Wishcycling, or wishful recycling, is when you toss something you hope to be recyclable into the recycling bin. Many fall victim to the promises of wishcycling, thinking that if something looks like it can be recycled, it probably can be. But the truth is that many things look recyclable but really aren’t, or the other way around!
Problems with Wishcycling
Accidently mixing up what goes in the recycling bin or the trash might be an honest mistake with good intentions behind it, but wishcycling causes problems for Easton and the recycling stream, which can lead to potential harm.
When something non-recyclable ends up in the recycling stream, it can contaminate the load.

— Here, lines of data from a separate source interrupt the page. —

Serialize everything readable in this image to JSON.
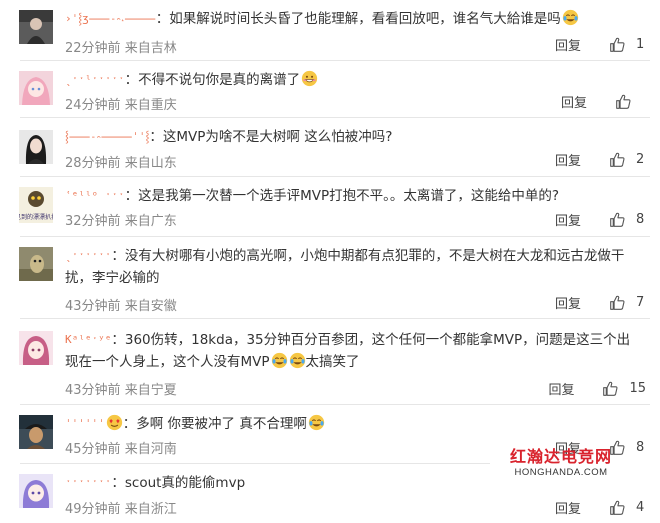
{
  "reply_label": "回复",
  "comments": [
    {
      "username": "›ˈ⸾ʒ⸺˗⹅˔⸻",
      "text": "如果解说时间长头昏了也能理解，看看回放吧，谁名气大給谁是吗",
      "emoji": "cry-laugh",
      "time": "22分钟前",
      "location": "来自吉林",
      "likes": "1"
    },
    {
      "username": "ˎˑˑˡˑˑˑˑˑ",
      "text": "不得不说句你是真的离谱了",
      "emoji": "grin",
      "time": "24分钟前",
      "location": "来自重庆",
      "likes": ""
    },
    {
      "username": "⸾⸺˗⹅⸻ˈˈ⸾",
      "text": "这MVP为啥不是大树啊 这么怕被冲吗?",
      "emoji": "",
      "time": "28分钟前",
      "location": "来自山东",
      "likes": "2"
    },
    {
      "username": "ʿᵉˡˡᵒ ˑˑˑ",
      "text": "这是我第一次替一个选手评MVP打抱不平。。太离谱了，这能给中单的?",
      "emoji": "",
      "time": "32分钟前",
      "location": "来自广东",
      "likes": "8"
    },
    {
      "username": "ˎˑˑˑˑˑˑ",
      "text": "没有大树哪有小炮的高光啊，小炮中期都有点犯罪的，不是大树在大龙和远古龙做干扰，李宁必输的",
      "emoji": "",
      "time": "43分钟前",
      "location": "来自安徽",
      "likes": "7"
    },
    {
      "username": "Kᵃˡᵉˑʸᵉ",
      "text": "360伤转，18kda，35分钟百分百参团，这个任何一个都能拿MVP，问题是这三个出现在一个人身上，这个人没有MVP",
      "emoji": "cry-laugh-double",
      "tail": "太搞笑了",
      "time": "43分钟前",
      "location": "来自宁夏",
      "likes": "15"
    },
    {
      "username": "ˈˈˈˈˈˈ",
      "prefix_emoji": "heart-eyes",
      "text": "多啊 你要被冲了 真不合理啊",
      "emoji": "cry-laugh",
      "time": "45分钟前",
      "location": "来自河南",
      "likes": "8"
    },
    {
      "username": "ˑˑˑˑˑˑˑ",
      "text": "scout真的能偷mvp",
      "emoji": "",
      "time": "49分钟前",
      "location": "来自浙江",
      "likes": "4"
    }
  ],
  "watermark": {
    "title": "红瀚达电竞网",
    "url": "HONGHANDA.COM"
  },
  "avatar_label": "见到的漂漂扒扎"
}
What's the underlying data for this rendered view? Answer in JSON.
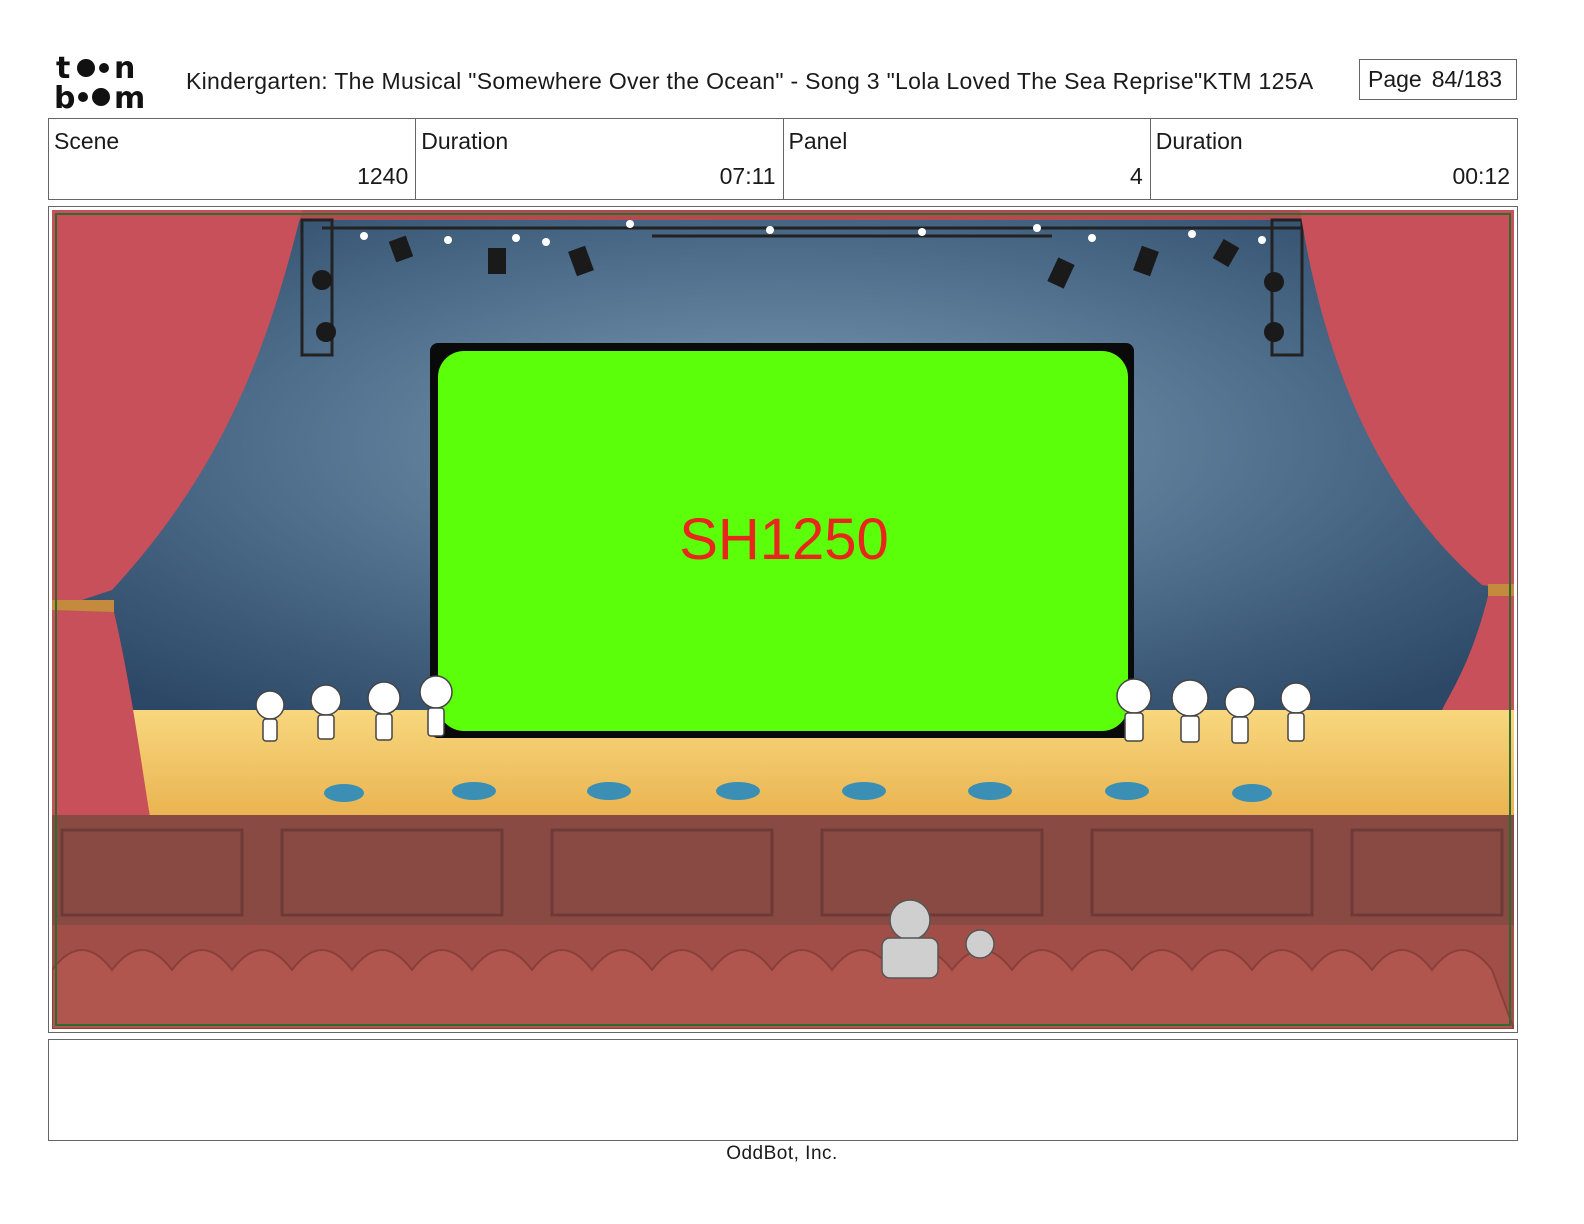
{
  "header": {
    "logo_text": "toon boom",
    "title": "Kindergarten: The Musical  \"Somewhere Over the Ocean\" - Song 3 \"Lola Loved The Sea Reprise\"KTM 125A",
    "page_label": "Page",
    "page_number": "84/183"
  },
  "info": {
    "scene_label": "Scene",
    "scene_value": "1240",
    "scene_duration_label": "Duration",
    "scene_duration_value": "07:11",
    "panel_label": "Panel",
    "panel_value": "4",
    "panel_duration_label": "Duration",
    "panel_duration_value": "00:12"
  },
  "panel": {
    "screen_text": "SH1250",
    "screen_color": "#5cff0a",
    "screen_text_color": "#e8261c",
    "curtain_color": "#c8505a",
    "stage_color": "#f5c866",
    "seat_color": "#a24e48"
  },
  "notes": {
    "text": ""
  },
  "footer": {
    "company": "OddBot, Inc."
  }
}
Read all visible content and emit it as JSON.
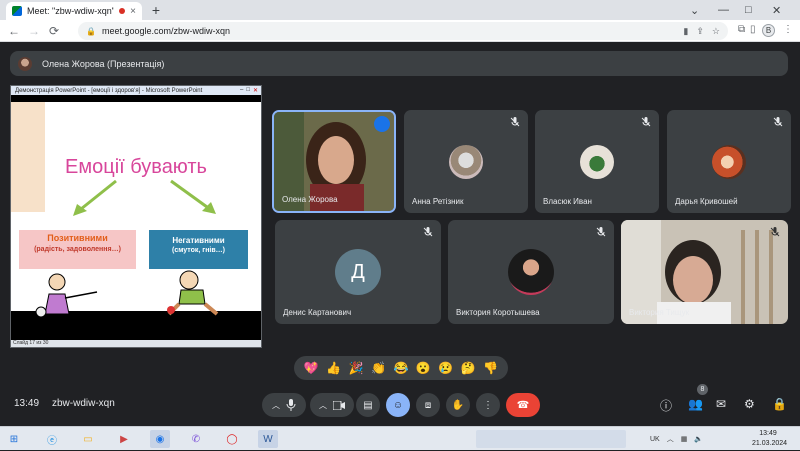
{
  "browser": {
    "tab_title": "Meet: \"zbw-wdiw-xqn\"",
    "tab_close": "×",
    "new_tab": "+",
    "url": "meet.google.com/zbw-wdiw-xqn",
    "profile_initial": "B",
    "win_minimize": "—",
    "win_maximize": "□",
    "win_close": "✕",
    "tab_chevron": "⌄"
  },
  "presenter_bar": {
    "label": "Олена Жорова (Презентація)"
  },
  "slide_window": {
    "title": "Демонстрація PowerPoint - [емоції і здоров'я] - Microsoft PowerPoint",
    "status": "Слайд 17 из 30",
    "slide": {
      "heading": "Емоції бувають",
      "positive_title": "Позитивними",
      "positive_sub": "(радість, задоволення…)",
      "negative_title": "Негативними",
      "negative_sub": "(смуток, гнів…)"
    }
  },
  "participants": [
    {
      "name": "Олена Жорова",
      "initial": "",
      "speaking": true
    },
    {
      "name": "Анна Ретізник",
      "initial": "",
      "muted": true
    },
    {
      "name": "Власюк Иван",
      "initial": "",
      "muted": true
    },
    {
      "name": "Дарья Кривошей",
      "initial": "",
      "muted": true
    },
    {
      "name": "Денис Картанович",
      "initial": "Д",
      "muted": true
    },
    {
      "name": "Виктория Коротышева",
      "initial": "",
      "muted": true
    },
    {
      "name": "Виктория Тищук",
      "initial": "",
      "muted": true
    }
  ],
  "reactions": [
    "💖",
    "👍",
    "🎉",
    "👏",
    "😂",
    "😮",
    "😢",
    "🤔",
    "👎"
  ],
  "controls": {
    "time": "13:49",
    "meeting_code": "zbw-wdiw-xqn",
    "people_count": "8"
  },
  "taskbar": {
    "lang": "UK",
    "time": "13:49",
    "date": "21.03.2024"
  },
  "colors": {
    "meet_bg": "#202124",
    "tile_bg": "#3c4043",
    "accent": "#8ab4f8",
    "hangup": "#ea4335",
    "slide_heading": "#d8469b"
  }
}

The more contaminated our recycling stream, the more expensive it is for Easton as well; the town pays extra fees for unusable loads. “Wishcycling costs the municipality money because the Materials Recovery Facility has to take time to clean and remove contamination before they can sell the recyclable materials,” says Sherill Baldwin, with the Sustainable Materials Management team at the CT Department of Energy & Environmental Protection (DEEP).
Wishcycled items may prevent other items from being able to process through the system properly and may even damage the recycling facilities’ machinery. These damages may cause production to stop for repair, make the workers’ jobs more difficult as they seek to find and remove any non-recyclable items, and even potentially put workers’ safety at risk.
How Can You Avoid Wishcycling?
By learning what can and cannot go into the recycling bin, we can all avoid wishcycling and instead make more informed recycling decisions. An excellent resource for this is https://www.recyclect.com/, which provides the most up-to-date information on what goes in the bin. There is also a helpful feature on the site (and the RecycleCT app) where you can input an item and it will tell you if it is recyclable! Finally, as Baldwin notes, another helpful guideline is: “When in doubt, it really is better to throw it out.” It’s better to throw something away than risk contamination.
Be on the lookout for new stickers coming to your recycling bins this summer! They’ll be a great resource to help avoid wishcycling and other problematic recycling practices.